Hindari Kampanye Hitam, Empat Paslon di Banjarmasin Teken Komitmen Pilkada Damai

Politik 27 Sep 2020, By Tim Starbanjar
Hindari Kampanye Hitam, Empat Paslon di Banjarmasin Teken Komitmen Pilkada Damai (Source: Starbanjar/Ari Arung Purnama)

STARBANJAR- KPU Kota Banjarmasin bersama keempat pasangan calon walikota dan wakil walikota Banjarmasin menggelar deklarasi kampanye damai dan sehat. Diadakan di Ballroom Hotel GSign, Minggu (27/9/2020), acara ini dihadiri juga oleh partai pengusung paslon, Bawaslu Banjarmasin, pemkot setempat, serta jajaran institusi kota lainnya.
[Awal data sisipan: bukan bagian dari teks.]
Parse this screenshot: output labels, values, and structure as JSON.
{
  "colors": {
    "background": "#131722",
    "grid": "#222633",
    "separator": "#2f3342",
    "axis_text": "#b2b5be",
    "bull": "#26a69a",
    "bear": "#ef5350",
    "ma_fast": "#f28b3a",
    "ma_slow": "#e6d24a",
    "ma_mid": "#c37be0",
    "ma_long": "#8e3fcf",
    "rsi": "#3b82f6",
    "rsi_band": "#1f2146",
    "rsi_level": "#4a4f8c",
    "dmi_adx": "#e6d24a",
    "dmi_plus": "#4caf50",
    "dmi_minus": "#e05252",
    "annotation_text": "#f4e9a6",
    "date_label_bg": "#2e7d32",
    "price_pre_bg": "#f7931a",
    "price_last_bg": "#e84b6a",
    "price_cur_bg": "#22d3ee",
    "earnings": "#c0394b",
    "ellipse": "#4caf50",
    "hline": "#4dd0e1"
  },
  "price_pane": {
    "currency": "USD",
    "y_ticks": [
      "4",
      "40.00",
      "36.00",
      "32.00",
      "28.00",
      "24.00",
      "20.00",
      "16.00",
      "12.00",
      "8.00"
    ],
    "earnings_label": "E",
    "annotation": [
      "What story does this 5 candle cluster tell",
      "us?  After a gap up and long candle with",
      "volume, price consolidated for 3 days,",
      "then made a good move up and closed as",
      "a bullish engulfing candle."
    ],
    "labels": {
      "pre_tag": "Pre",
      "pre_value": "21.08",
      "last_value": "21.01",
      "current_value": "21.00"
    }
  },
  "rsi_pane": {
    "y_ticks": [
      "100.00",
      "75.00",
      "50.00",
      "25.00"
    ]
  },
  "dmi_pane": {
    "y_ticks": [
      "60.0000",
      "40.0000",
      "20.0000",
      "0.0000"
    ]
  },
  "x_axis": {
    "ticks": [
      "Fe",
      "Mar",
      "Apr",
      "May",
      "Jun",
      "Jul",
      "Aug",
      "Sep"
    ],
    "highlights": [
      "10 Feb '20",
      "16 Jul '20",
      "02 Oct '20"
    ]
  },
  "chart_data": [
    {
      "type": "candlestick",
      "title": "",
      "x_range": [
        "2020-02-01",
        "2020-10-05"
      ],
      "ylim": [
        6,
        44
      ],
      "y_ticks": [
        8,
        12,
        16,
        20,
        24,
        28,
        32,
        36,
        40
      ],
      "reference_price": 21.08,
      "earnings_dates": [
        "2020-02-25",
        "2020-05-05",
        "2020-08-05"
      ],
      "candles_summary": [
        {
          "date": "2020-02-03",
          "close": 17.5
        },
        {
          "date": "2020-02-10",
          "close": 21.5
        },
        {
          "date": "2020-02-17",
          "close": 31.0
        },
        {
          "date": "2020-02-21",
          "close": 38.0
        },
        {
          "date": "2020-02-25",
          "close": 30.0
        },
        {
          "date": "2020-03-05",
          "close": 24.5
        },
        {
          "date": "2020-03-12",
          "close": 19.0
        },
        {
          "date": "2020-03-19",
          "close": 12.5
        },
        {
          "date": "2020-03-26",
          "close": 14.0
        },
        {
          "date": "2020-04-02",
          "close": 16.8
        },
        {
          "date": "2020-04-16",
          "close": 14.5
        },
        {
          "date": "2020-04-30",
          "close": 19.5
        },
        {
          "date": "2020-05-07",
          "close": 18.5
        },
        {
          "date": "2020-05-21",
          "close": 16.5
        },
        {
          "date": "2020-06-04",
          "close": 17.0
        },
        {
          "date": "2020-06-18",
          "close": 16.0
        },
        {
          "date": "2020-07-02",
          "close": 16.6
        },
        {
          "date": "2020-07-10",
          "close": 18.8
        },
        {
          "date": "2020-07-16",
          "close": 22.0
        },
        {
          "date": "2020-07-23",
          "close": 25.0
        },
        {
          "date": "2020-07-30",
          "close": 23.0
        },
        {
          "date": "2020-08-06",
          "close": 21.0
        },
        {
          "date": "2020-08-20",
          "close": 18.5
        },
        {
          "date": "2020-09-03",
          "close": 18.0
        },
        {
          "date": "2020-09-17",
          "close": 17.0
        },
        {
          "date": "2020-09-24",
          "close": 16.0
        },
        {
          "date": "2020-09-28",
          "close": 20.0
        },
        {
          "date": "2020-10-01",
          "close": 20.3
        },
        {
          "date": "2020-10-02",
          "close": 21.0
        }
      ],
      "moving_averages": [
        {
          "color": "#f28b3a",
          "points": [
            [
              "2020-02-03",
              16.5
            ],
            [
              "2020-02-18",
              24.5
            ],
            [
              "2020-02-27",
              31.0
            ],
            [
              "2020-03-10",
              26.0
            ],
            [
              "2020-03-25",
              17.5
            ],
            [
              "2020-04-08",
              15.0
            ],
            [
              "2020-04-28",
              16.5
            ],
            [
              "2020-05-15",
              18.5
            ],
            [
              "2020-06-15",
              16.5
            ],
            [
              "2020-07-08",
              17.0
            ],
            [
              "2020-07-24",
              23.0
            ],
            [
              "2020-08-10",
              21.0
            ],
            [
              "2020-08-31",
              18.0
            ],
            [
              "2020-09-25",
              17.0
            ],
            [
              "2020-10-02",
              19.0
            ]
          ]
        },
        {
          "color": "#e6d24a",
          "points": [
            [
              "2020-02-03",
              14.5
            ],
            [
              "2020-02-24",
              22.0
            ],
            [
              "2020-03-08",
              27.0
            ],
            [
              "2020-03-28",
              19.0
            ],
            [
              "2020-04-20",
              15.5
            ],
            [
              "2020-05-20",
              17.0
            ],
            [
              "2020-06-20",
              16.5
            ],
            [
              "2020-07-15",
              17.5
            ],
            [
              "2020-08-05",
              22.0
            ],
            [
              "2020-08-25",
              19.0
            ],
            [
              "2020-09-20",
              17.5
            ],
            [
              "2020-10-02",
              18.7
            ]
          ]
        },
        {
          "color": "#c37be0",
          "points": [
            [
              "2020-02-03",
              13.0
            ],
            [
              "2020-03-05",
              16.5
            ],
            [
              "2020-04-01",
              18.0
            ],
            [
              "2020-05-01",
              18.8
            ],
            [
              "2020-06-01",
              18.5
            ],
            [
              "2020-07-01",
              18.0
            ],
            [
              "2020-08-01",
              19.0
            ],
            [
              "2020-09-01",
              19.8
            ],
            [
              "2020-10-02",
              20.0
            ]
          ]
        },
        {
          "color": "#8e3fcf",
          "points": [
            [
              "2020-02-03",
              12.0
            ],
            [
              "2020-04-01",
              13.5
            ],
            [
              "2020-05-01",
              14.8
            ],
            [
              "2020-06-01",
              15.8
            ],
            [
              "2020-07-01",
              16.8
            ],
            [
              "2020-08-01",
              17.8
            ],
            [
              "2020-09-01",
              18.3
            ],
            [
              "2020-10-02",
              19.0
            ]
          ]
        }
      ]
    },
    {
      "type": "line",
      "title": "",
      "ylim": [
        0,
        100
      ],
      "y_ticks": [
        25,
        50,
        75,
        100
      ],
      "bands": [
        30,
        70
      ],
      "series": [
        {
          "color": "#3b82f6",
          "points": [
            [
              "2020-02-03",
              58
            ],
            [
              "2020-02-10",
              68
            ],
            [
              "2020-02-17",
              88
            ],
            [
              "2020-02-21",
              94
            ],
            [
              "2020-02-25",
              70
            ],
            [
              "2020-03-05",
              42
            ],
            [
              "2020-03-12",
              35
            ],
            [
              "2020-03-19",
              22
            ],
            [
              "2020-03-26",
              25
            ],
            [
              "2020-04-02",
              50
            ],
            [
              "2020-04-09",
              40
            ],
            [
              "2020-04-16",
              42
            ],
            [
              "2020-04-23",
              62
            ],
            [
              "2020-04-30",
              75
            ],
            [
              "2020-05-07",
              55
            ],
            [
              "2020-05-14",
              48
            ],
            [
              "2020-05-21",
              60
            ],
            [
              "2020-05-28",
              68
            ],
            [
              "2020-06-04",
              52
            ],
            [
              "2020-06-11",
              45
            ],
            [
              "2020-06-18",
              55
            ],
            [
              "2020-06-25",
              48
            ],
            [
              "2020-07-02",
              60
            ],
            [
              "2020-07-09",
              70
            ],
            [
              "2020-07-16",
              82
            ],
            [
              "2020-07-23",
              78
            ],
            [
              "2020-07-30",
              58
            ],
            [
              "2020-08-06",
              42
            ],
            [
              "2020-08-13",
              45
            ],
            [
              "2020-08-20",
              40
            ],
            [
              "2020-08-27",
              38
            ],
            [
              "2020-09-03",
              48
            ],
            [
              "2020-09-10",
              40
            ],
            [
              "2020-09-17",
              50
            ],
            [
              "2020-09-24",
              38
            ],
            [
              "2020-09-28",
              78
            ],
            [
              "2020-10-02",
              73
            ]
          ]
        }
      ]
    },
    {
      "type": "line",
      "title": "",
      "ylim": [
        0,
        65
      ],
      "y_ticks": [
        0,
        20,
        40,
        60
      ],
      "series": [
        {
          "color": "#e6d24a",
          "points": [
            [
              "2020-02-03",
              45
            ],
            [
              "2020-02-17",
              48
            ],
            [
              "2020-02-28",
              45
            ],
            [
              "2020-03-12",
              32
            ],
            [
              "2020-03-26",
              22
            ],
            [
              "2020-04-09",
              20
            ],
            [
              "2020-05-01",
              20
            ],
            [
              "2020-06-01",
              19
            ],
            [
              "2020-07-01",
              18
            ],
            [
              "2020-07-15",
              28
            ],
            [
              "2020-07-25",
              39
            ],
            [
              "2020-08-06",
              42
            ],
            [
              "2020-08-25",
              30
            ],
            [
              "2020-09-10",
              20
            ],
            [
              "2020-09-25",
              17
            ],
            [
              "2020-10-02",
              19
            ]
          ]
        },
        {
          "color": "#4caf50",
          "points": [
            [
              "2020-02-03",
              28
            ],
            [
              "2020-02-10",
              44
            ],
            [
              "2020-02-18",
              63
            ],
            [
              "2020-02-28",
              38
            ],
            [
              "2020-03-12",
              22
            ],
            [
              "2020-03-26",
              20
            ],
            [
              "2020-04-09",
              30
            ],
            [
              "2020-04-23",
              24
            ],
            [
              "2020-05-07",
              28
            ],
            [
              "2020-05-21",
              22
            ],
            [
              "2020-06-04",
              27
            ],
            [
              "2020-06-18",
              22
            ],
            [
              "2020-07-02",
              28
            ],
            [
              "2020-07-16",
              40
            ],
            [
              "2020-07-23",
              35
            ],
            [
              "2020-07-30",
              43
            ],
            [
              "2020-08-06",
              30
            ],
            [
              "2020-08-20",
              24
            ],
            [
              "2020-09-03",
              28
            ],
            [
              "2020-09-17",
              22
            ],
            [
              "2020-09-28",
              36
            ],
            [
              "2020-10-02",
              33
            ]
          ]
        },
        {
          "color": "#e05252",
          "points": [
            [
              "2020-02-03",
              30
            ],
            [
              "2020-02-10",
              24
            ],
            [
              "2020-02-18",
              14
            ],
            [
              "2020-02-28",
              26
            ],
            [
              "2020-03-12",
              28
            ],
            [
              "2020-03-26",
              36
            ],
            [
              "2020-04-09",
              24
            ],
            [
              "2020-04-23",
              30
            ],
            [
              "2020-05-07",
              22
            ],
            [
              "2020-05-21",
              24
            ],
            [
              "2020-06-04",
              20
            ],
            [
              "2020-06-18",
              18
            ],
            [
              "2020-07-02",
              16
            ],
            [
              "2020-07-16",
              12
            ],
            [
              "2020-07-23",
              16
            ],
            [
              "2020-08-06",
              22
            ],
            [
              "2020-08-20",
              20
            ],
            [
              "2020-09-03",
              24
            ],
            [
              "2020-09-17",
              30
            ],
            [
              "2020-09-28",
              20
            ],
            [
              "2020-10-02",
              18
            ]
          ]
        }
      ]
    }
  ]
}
Dalam rangkaian acaranya, keempat calon menandatangani perjanjian untuk berkomitmen melaksanakan pilkada yang langsung, umum, jujur, adil, bebas, dan rahasia. Selain itu, seluruh paslon juga sepakat menerapkan protokol Kesehatan covid-19 semasa kampanye pilkada dari tanggal 26 September hingga 5 Desember 2020.

Komisioner KPU Kota Banjarmasin, M Taufiqqurahkhman berpendapat demi mewujudkan kampanye damai, setiap paslon harus bisa menjaga agar tidak ada gesekan antar kandidat, Tim Kampanye, pendukung maupun simpatisan termasuk di media sosial.

“Fokus saja paslon berkampanye di media social sembari berikan Pendidikan politik. Tidak perlu saling serang dengan calon yang lain” jelas Taufiq.

Dia mengungkap metode kampanye yang diperbolehkan secara langsung adalah pertemuan terbatas di dalam ruangan. Tak seperti pilkada yang lalu, tahun ini tidak boleh ada kampanye diluar ruangan atau rapat umum yang mengundang massa secara banyak.

“Batasan sesuai pkpu kota Banjarmasin menetapkan pertemuan terbatas itu maksimal bisa dihadiri 50 orang” jabarnya.

Terkait sistematika kampanye secara daring, Taufiq mengaku dia belum mendapatkan petunjuk teknis (juknis) dari pusat. Sayangnya sampai masa kampanye dimulai pada 26 September kemaren, masih belum ada juknis yang diterima oleh KPU kota.

“Pada intinya, setiap calon itu bisa memaksimalkan kampanyenya secara daring. Batasan yang dibuat hanyalah tidak saling menyerang satu sama lain” jelasnya.

Selain batasan dari deklarasi, Taufiq juga mengungkap bahwa dalam PKPU nomor 11, telah diatur para paslon bisa mendaftarkan sampai 20 akun kampanye mereka. Akun tersebut bisa berasal dari platform mana saja. Meski demikian, dia mengaku masih belum melihat daftar akun yang telah dimasukkan oleh para paslon.

“Kita sudah bilang jumat lalu untuk segera mendaftarkan akun mereka” ujarnya.
Untuk APK (Alat Peraga Kampanye), Taufiq bilang pihaknya masih belum menerima. Dalam aturan yang berlaku, paling lambat diserahkan 5 hari setelah pencabutan nomor.

“Kita akan tunggu sampai tanggal Selasa, 29 September 2020 untuk alat peraga masing-masing paslon” pungkasnya.